飛鳥部さんの生徒が書いたというミステリー『蛭女』の暫定稿を読んだ僕は、この作品がフェアか否か、実名のまま公開して良いものか悩み――あの女を愛し憎んだ女子高生の環形吸血ミステリー。
自殺した瞳の友人であったが故に孤島に拉致され、“蛭女”の復讐を受けるモネ、由香里、智子ら。彼女たちの端正で歪んだ姿を読んで、『少女小説家は死なない!』(氷室冴子) *2に登場する28歳男の寄宿舎清純百合モノ作家が頭に浮かんできました。表紙もそれ系だし。
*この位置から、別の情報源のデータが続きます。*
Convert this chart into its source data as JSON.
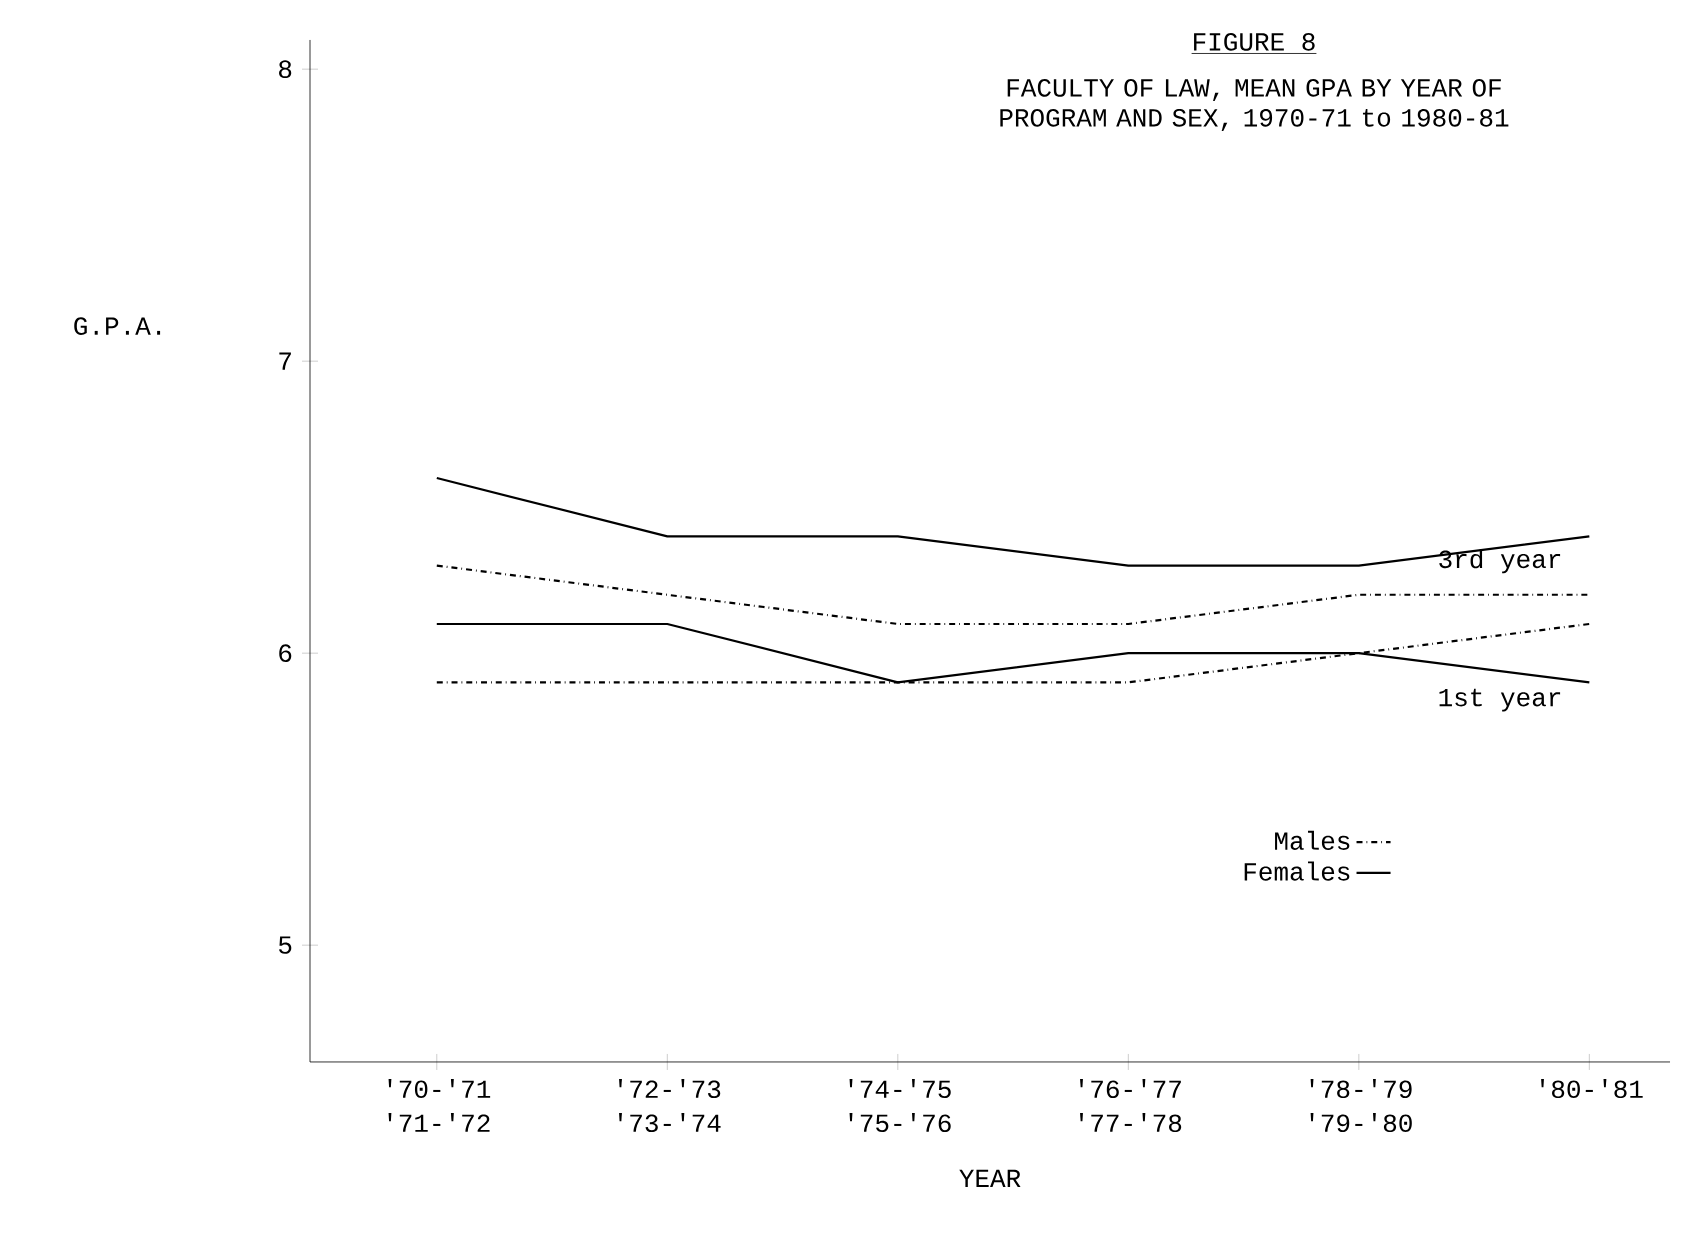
{
  "chart_data": {
    "type": "line",
    "title": "FIGURE 8",
    "subtitle": "FACULTY OF LAW, MEAN GPA BY YEAR OF PROGRAM AND SEX, 1970-71 to 1980-81",
    "xlabel": "YEAR",
    "ylabel": "G.P.A.",
    "categories": [
      "'70-'71 '71-'72",
      "'72-'73 '73-'74",
      "'74-'75 '75-'76",
      "'76-'77 '77-'78",
      "'78-'79 '79-'80",
      "'80-'81"
    ],
    "series": [
      {
        "name": "Males",
        "color": "#000000",
        "line_style": "dashdot",
        "values": [
          6.3,
          6.2,
          6.1,
          6.1,
          6.2,
          6.2
        ]
      },
      {
        "name": "Females",
        "color": "#000000",
        "line_style": "solid",
        "values": [
          6.6,
          6.4,
          6.4,
          6.3,
          6.3,
          6.4
        ]
      },
      {
        "color": "#000000",
        "line_style": "dashdot",
        "values": [
          5.9,
          5.9,
          5.9,
          5.9,
          6.0,
          6.1
        ]
      },
      {
        "color": "#000000",
        "line_style": "solid",
        "values": [
          6.1,
          6.1,
          5.9,
          6.0,
          6.0,
          5.9
        ]
      }
    ],
    "annotations": [
      "3rd year",
      "1st year"
    ],
    "ylim": [
      4.6,
      8.1
    ],
    "yticks": [
      5,
      6,
      7,
      8
    ],
    "grid": false,
    "legend": "bottom right",
    "marker": "none"
  }
}
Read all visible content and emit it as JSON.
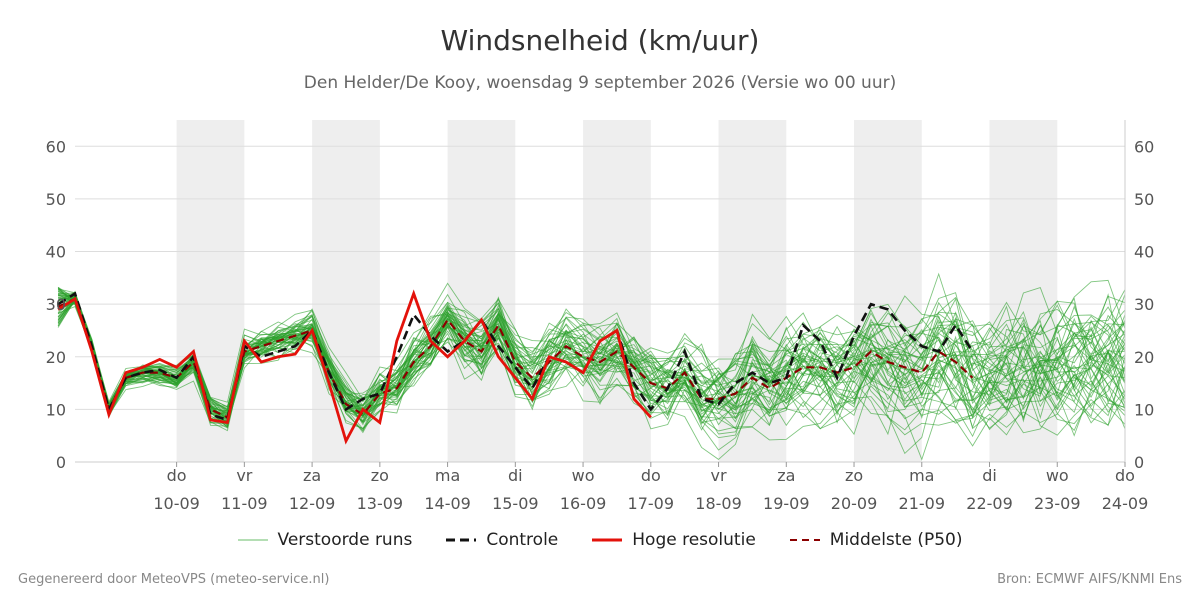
{
  "title": "Windsnelheid (km/uur)",
  "subtitle": "Den Helder/De Kooy, woensdag  9 september 2026 (Versie wo 00 uur)",
  "footer_left": "Gegenereerd door MeteoVPS (meteo-service.nl)",
  "footer_right": "Bron: ECMWF AIFS/KNMI Ens",
  "colors": {
    "ensemble": "#2ca02c",
    "control": "#111111",
    "hires": "#e3120b",
    "median": "#8b0000",
    "weekend_band": "#eeeeee",
    "grid": "#dddddd"
  },
  "legend": [
    {
      "label": "Verstoorde runs",
      "style": "thin-green"
    },
    {
      "label": "Controle",
      "style": "dashed-black"
    },
    {
      "label": "Hoge resolutie",
      "style": "solid-red"
    },
    {
      "label": "Middelste (P50)",
      "style": "dashed-darkred"
    }
  ],
  "chart_data": {
    "type": "line",
    "ylim": [
      0,
      65
    ],
    "yticks": [
      0,
      10,
      20,
      30,
      40,
      50,
      60
    ],
    "x_unit": "days since 2026-09-09 00:00",
    "xlim": [
      -0.5,
      15
    ],
    "x_ticks": [
      {
        "day": "do",
        "date": "10-09"
      },
      {
        "day": "vr",
        "date": "11-09"
      },
      {
        "day": "za",
        "date": "12-09"
      },
      {
        "day": "zo",
        "date": "13-09"
      },
      {
        "day": "ma",
        "date": "14-09"
      },
      {
        "day": "di",
        "date": "15-09"
      },
      {
        "day": "wo",
        "date": "16-09"
      },
      {
        "day": "do",
        "date": "17-09"
      },
      {
        "day": "vr",
        "date": "18-09"
      },
      {
        "day": "za",
        "date": "19-09"
      },
      {
        "day": "zo",
        "date": "20-09"
      },
      {
        "day": "ma",
        "date": "21-09"
      },
      {
        "day": "di",
        "date": "22-09"
      },
      {
        "day": "wo",
        "date": "23-09"
      },
      {
        "day": "do",
        "date": "24-09"
      }
    ],
    "shaded_days": [
      [
        "2026-09-10",
        "2026-09-11"
      ],
      [
        "2026-09-12",
        "2026-09-13"
      ],
      [
        "2026-09-14",
        "2026-09-15"
      ],
      [
        "2026-09-16",
        "2026-09-17"
      ],
      [
        "2026-09-18",
        "2026-09-19"
      ],
      [
        "2026-09-20",
        "2026-09-21"
      ],
      [
        "2026-09-22",
        "2026-09-23"
      ]
    ],
    "ensemble_members": 50,
    "x": [
      -0.75,
      -0.5,
      -0.25,
      0,
      0.25,
      0.5,
      0.75,
      1,
      1.25,
      1.5,
      1.75,
      2,
      2.25,
      2.5,
      2.75,
      3,
      3.25,
      3.5,
      3.75,
      4,
      4.25,
      4.5,
      4.75,
      5,
      5.25,
      5.5,
      5.75,
      6,
      6.25,
      6.5,
      6.75,
      7,
      7.25,
      7.5,
      7.75,
      8,
      8.25,
      8.5,
      8.75,
      9,
      9.25,
      9.5,
      9.75,
      10,
      10.25,
      10.5,
      10.75,
      11,
      11.25,
      11.5,
      11.75,
      12,
      12.25,
      12.5,
      12.75,
      13,
      13.25,
      13.5,
      13.75,
      14,
      14.25,
      14.5,
      14.75,
      15
    ],
    "hires": [
      29,
      31,
      21,
      9,
      17,
      18,
      19.5,
      18,
      21,
      8,
      7.5,
      23,
      19,
      20,
      20.5,
      25,
      15,
      4,
      10,
      7.5,
      23,
      32,
      23,
      20,
      23,
      27,
      20,
      16,
      12,
      20,
      19,
      17,
      23,
      25,
      12,
      8.5,
      null,
      null,
      null,
      null,
      null,
      null,
      null,
      null,
      null,
      null,
      null,
      null,
      null,
      null,
      null,
      null,
      null,
      null,
      null,
      null,
      null,
      null,
      null,
      null,
      null,
      null,
      null,
      null
    ],
    "control": [
      30,
      32,
      22,
      10,
      16,
      17,
      17.5,
      16,
      20,
      9,
      8,
      22,
      20,
      21,
      22,
      25,
      17,
      10,
      12,
      13,
      20,
      28,
      24,
      21,
      23,
      27,
      22,
      18,
      14,
      20,
      19,
      17,
      23,
      25,
      15,
      10,
      14,
      21,
      12,
      11,
      15,
      17,
      15,
      16,
      26,
      23,
      16,
      24,
      30,
      29,
      25,
      22,
      21,
      26,
      21,
      null,
      null,
      null,
      null,
      null,
      null,
      null,
      null,
      null
    ],
    "median": [
      29.5,
      31,
      22,
      10,
      16,
      17,
      17,
      16,
      19,
      10,
      8.5,
      21,
      22,
      23,
      24,
      25,
      17,
      11,
      9,
      13,
      14,
      19,
      22,
      27,
      23,
      21,
      26,
      19,
      16,
      19,
      22,
      20,
      19,
      21,
      18,
      15,
      14,
      17,
      12,
      12,
      13,
      16,
      14,
      16,
      18,
      18,
      17,
      18,
      21,
      19,
      18,
      17,
      21,
      19,
      16,
      null,
      null,
      null,
      null,
      null,
      null,
      null,
      null,
      null
    ]
  }
}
同じ同性愛系でも、『シロツメクサアカツメクサ』(森奈津子) *3とかとは、生々しさの方向性がちょっと違う感じ。腐敗か発酵か、のような差じゃなくて、素材をそのまま発酵させた納豆か、一旦加工してからさらに発酵させた豆腐餻(とうふよう)か、の差みたいな。
ミステリー談議で始まる本作、「原稿用紙千枚で説明される『死体が見えるはずなのに見損なっていた第一発見者』の話」の条には爆笑。すでに古典になりつつある作品を下敷きにしつつの捻りの数々には唖然呆然。飛鳥部と僕の最後の台詞には、木の杭で胸を突かれたような爽快感(?)があります。
小学校の卒業文集にアンジー/『はみだしっ子』(三原順) *4 *5のイラストを描いていた女の子を思い出し、彼女の言動や雰囲気を重ねることで、『蛭女』に綴られるモネの心情がすっと心に入ってくる感じがしました。
タイトルが何とも凄い『堕天使拷問刑』*6も読んでみよう。